I am feeling a little bit unsatisfied. With everything.. With my life.. With my Husband.. With my kids.. With myself.. Pretty much with everything. I just feel like there is so much more out there for me.. Like ive been stuffed in a sardine can.. With all the other sardines.. Waiting for someone to tun that little nob and unscrew me.. I'm feel like I can grow so much more than I have.. I'm 25 years old, I've been married for almost 8 years.. ITs been pretty great most of the time.. There have been some really serious challenges but i just brush them off and move forward. I absolutly love my husband..dont get me wrong.. But is love ever really enough? We dont fight. He works so hard for us.. He does whatever I ask of him, he loves his kids with such Reckless abandon.. He is willing to take a bullet or get hit by a train for the people that he loves. I should be clinging onto him like he is it.. But i feel my grasp slipping away. its been 8 years.. Its been 8 years..
We live with my parents. I bow down to there every command. I do the Grocery Shopping, the dishes, the cleaning the cooking to taking care of.. And I feel like theres no one to take care of me.. It would be nice for once to not have to drive myself to the emergency room, I spent all last sunday in the emergency room. by myself.. suffering from a kidney stone passing.. I just wish someone would have been there with me.. To hold the barf bucket or push the nurse call button.. Or just to tell me its going to be okay.. Is that selfish? Am I being Selfish? Pity Party much?

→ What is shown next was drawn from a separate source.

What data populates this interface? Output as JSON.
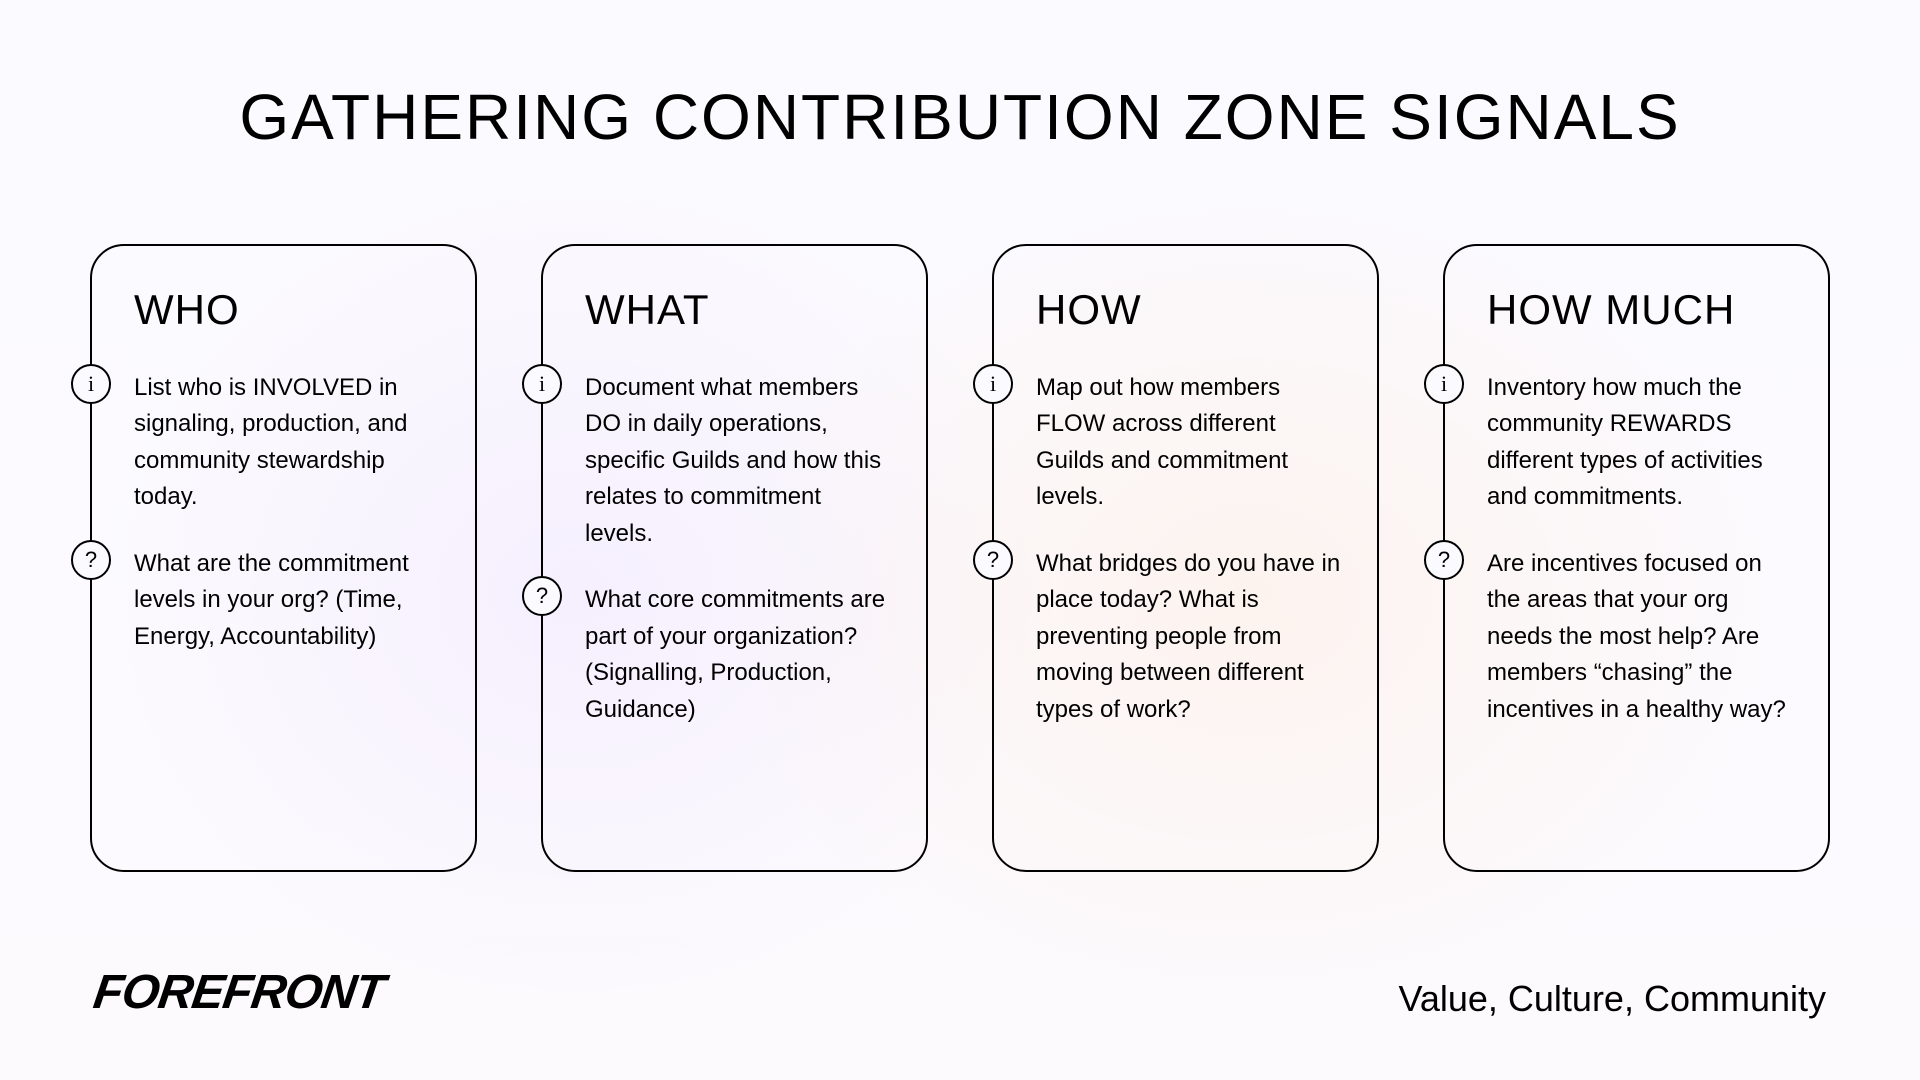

I feel like I'm slipping away from me.. The girl who is fun, and care free and loving.. I feel like im becoming mean and bitter. I feel like im becoming the girl that no one wants to be friends with.. I want to be the girl that gets invited to things, the one that people actually want to be around. I want to be held.. I want someone to hold my hand.. I want someone to kiss me with so much passion that I think i am going to die.. is that too much to ask for? Maybe it is true that you cant have everything..

1 comment:

  1. Sick of my comments yet? It's funny how much we are a like!! I know exactly what you mean and I know how you feel. I always wonder what if, or what happened?